On Tue, Dec 12, 2000 at 02:20:44PM +0000, David Mitchell wrote:
> If we assume that ints and nums are perl builtins, and that some people
> have implemented the following external types: byte (eg as implemented
> as a specialised array type), bigreal, complex, bigcomplex, bigrat,
> quaternian; then the following table shows how well my system copes:
>
> num - int gives accurate num
> int - num gives accurate num
what happens if the size of int is such that the maximum int is larger than
the value at which num's can no longer maintain integer accuracy?
for example 8 byte doubles as num, 8 byte longs as int ?
does one promote a num in the range (min_int, max_int) to a num, and do
an int calculation?
for example (2**62) - 1
> With the sv1->sub[typeof(sv2)](sv2) scheme, even something as simple as
> byte - bigreal is problematic, as this would cause byte->sub[GENERIC] to be called,
> which has very little chance of 'doing the right thing'.
unless it uses your scheme at this point.

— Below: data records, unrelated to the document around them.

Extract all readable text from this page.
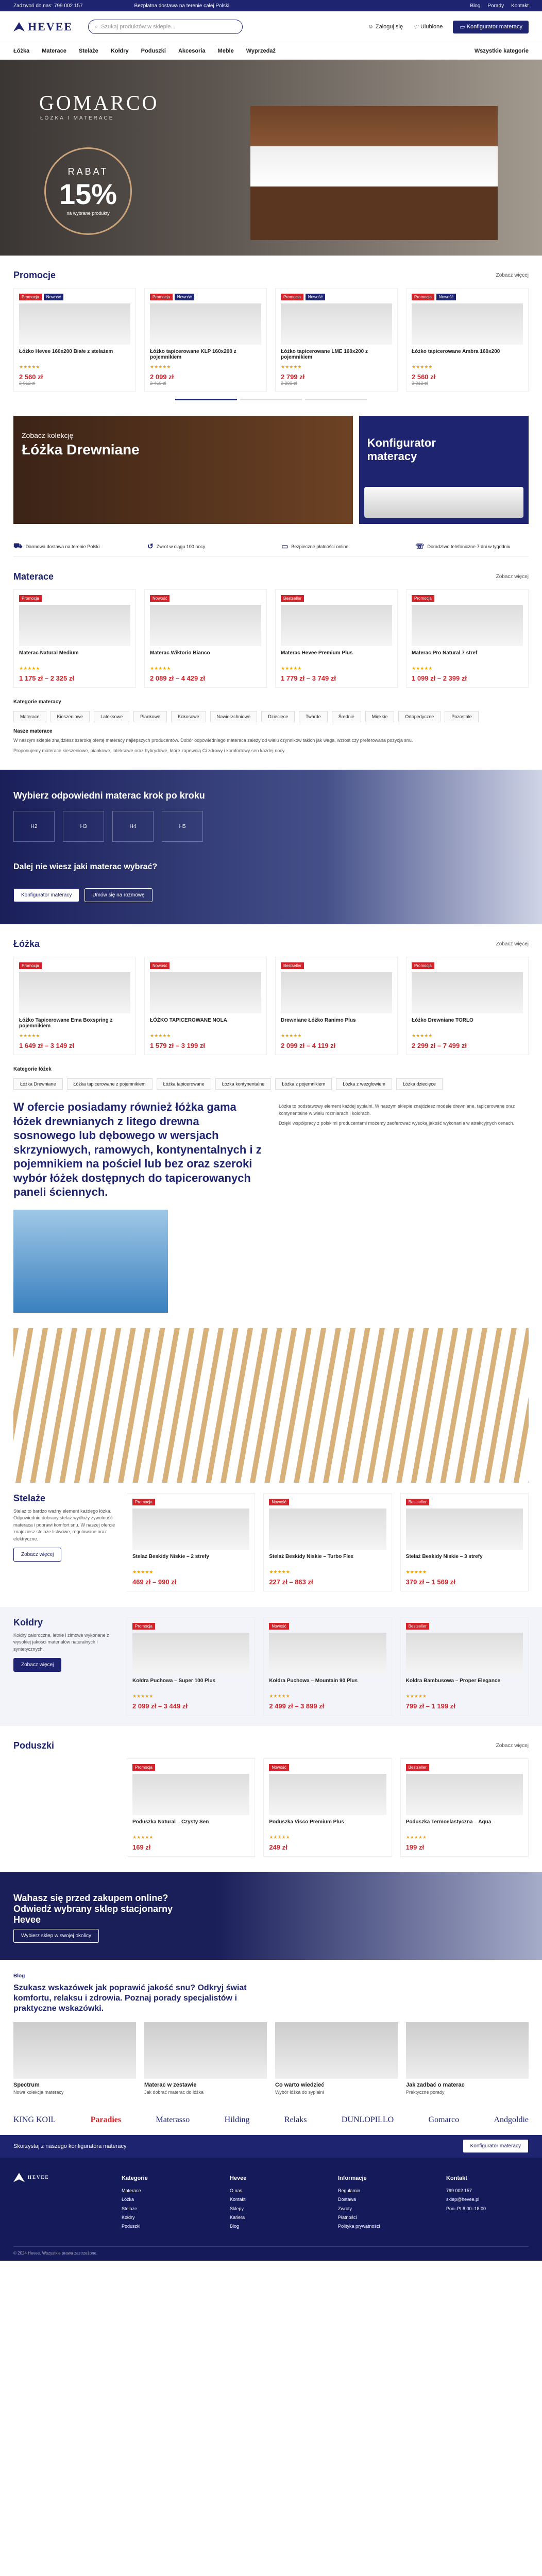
Zadzwoń do nas: 799 002 157	Bezpłatna dostawa na terenie całej Polski	Blog Porady Kontakt
HEVEE	⌕ Szukaj produktów w sklepie...	☺ Zaloguj się ♡ Ulubione	▭ Konfigurator materacy
Łóżka Materace Stelaże Kołdry Poduszki Akcesoria Meble Wyprzedaż	Wszystkie kategorie
GOMARCO
ŁÓŻKA I MATERACE
RABAT
15%
na wybrane produkty
Promocje	Zobacz więcej
Promocja	Nowość
Łóżko Hevee 160x200 Białe z stelażem
★★★★★
2 560 zł
3 012 zł
Promocja	Nowość
Łóżko tapicerowane KLP 160x200 z pojemnikiem
★★★★★
2 099 zł
2 469 zł
Promocja	Nowość
Łóżko tapicerowane LME 160x200 z pojemnikiem
★★★★★
2 799 zł
3 293 zł
Promocja	Nowość
Łóżko tapicerowane Ambra 160x200
★★★★★
2 560 zł
3 012 zł
Zobacz kolekcję
Łóżka Drewniane	Konfigurator materacy
⛟ Darmowa dostawa na terenie Polski	↺ Zwrot w ciągu 100 nocy	▭ Bezpieczne płatności online	☏ Doradztwo telefoniczne 7 dni w tygodniu
Materace	Zobacz więcej
Promocja
Materac Natural Medium
★★★★★
1 175 zł – 2 325 zł
Nowość
Materac Wiktorio Bianco
★★★★★
2 089 zł – 4 429 zł
Bestseller
Materac Hevee Premium Plus
★★★★★
1 779 zł – 3 749 zł
Promocja
Materac Pro Natural 7 stref
★★★★★
1 099 zł – 2 399 zł
Kategorie materacy
Materace	Kieszeniowe	Lateksowe	Piankowe	Kokosowe	Nawierzchniowe	Dziecięce	Twarde	Średnie	Miękkie	Ortopedyczne	Pozostałe
Nasze materace

W naszym sklepie znajdziesz szeroką ofertę materacy najlepszych producentów. Dobór odpowiedniego materaca zależy od wielu czynników takich jak waga, wzrost czy preferowana pozycja snu.

Proponujemy materace kieszeniowe, piankowe, lateksowe oraz hybrydowe, które zapewnią Ci zdrowy i komfortowy sen każdej nocy.

Wybierz odpowiedni materac krok po kroku
H2	H3	H4	H5
Dalej nie wiesz jaki materac wybrać?
Konfigurator materacy	Umów się na rozmowę
Łóżka	Zobacz więcej
Promocja
Łóżko Tapicerowane Ema Boxspring z pojemnikiem
★★★★★
1 649 zł – 3 149 zł
Nowość
ŁÓŻKO TAPICEROWANE NOLA
★★★★★
1 579 zł – 3 199 zł
Bestseller
Drewniane Łóżko Ranimo Plus
★★★★★
2 099 zł – 4 119 zł
Promocja
Łóżko Drewniane TORLO
★★★★★
2 299 zł – 7 499 zł
Kategorie łóżek
Łóżka Drewniane	Łóżka tapicerowane z pojemnikiem	Łóżka tapicerowane	Łóżka kontynentalne	Łóżka z pojemnikiem	Łóżka z wezgłowiem	Łóżka dziecięce
W ofercie posiadamy również łóżka gama łóżek drewnianych z litego drewna sosnowego lub dębowego w wersjach skrzyniowych, ramowych, kontynentalnych i z pojemnikiem na pościel lub bez oraz szeroki wybór łóżek dostępnych do tapicerowanych paneli ściennych.

Łóżka to podstawowy element każdej sypialni. W naszym sklepie znajdziesz modele drewniane, tapicerowane oraz kontynentalne w wielu rozmiarach i kolorach.

Dzięki współpracy z polskimi producentami możemy zaoferować wysoką jakość wykonania w atrakcyjnych cenach.

Stelaże

Stelaż to bardzo ważny element każdego łóżka. Odpowiednio dobrany stelaż wydłuży żywotność materaca i poprawi komfort snu. W naszej ofercie znajdziesz stelaże listwowe, regulowane oraz elektryczne.

Zobacz więcej
Promocja
Stelaż Beskidy Niskie – 2 strefy
★★★★★
469 zł – 990 zł
Nowość
Stelaż Beskidy Niskie – Turbo Flex
★★★★★
227 zł – 863 zł
Bestseller
Stelaż Beskidy Niskie – 3 strefy
★★★★★
379 zł – 1 569 zł
Kołdry

Kołdry całoroczne, letnie i zimowe wykonane z wysokiej jakości materiałów naturalnych i syntetycznych.

Zobacz więcej
Promocja
Kołdra Puchowa – Super 100 Plus
★★★★★
2 099 zł – 3 449 zł
Nowość
Kołdra Puchowa – Mountain 90 Plus
★★★★★
2 499 zł – 3 899 zł
Bestseller
Kołdra Bambusowa – Proper Elegance
★★★★★
799 zł – 1 199 zł
Poduszki	Zobacz więcej
Promocja
Poduszka Natural – Czysty Sen
★★★★★
169 zł
Nowość
Poduszka Visco Premium Plus
★★★★★
249 zł
Bestseller
Poduszka Termoelastyczna – Aqua
★★★★★
199 zł
Wahasz się przed zakupem online? Odwiedź wybrany sklep stacjonarny Hevee
Wybierz sklep w swojej okolicy
Blog
Szukasz wskazówek jak poprawić jakość snu? Odkryj świat komfortu, relaksu i zdrowia. Poznaj porady specjalistów i praktyczne wskazówki.
Spectrum

Nowa kolekcja materacy

Materac w zestawie

Jak dobrać materac do łóżka

Co warto wiedzieć

Wybór łóżka do sypialni

Jak zadbać o materac

Praktyczne porady

KING KOIL	Paradies	Materasso	Hilding	Relaks	DUNLOPILLO	Gomarco	Andgoldie
Skorzystaj z naszego konfiguratora materacy	Konfigurator materacy
HEVEE	Kategorie
Materace
Łóżka
Stelaże
Kołdry
Poduszki
Hevee
O nas
Kontakt
Sklepy
Kariera
Blog
Informacje
Regulamin
Dostawa
Zwroty
Płatności
Polityka prywatności
Kontakt
799 002 157
sklep@hevee.pl
Pon–Pt 8:00–18:00
© 2024 Hevee. Wszystkie prawa zastrzeżone.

[this might be the correct speed tradeoff - common types know how to
interact with common types directly, and know how to call a slower but
maximally accurate routine if they are beyond their competency]
It's surprising how easy it is to slow things down with decision making code
in your arithmetic ops. I'm trying to coax perl5 into doing better 64 bit
integer arithmetic:
http://www.xray.mpe.mpg.de/mailing-lists/perl5-porters/2000-12/msg00499.html
and the simple hack of trying to make scalars IV (signed) rather than
UV (unsigned) whenever possible, and consequentially going to the first
code in each op (IV OP IV) gives about 2% speed up (timing for the perl5.7
regression tests)[note, this doesn't make it faster, just claws back the
slowdown other parts of my provisional changes have made]
hangon, there was a point that was supposed to back up. Accuracy is needed,
but I fear that a single general scheme to deliver this will slow down the
common cases.
Nicholas Clark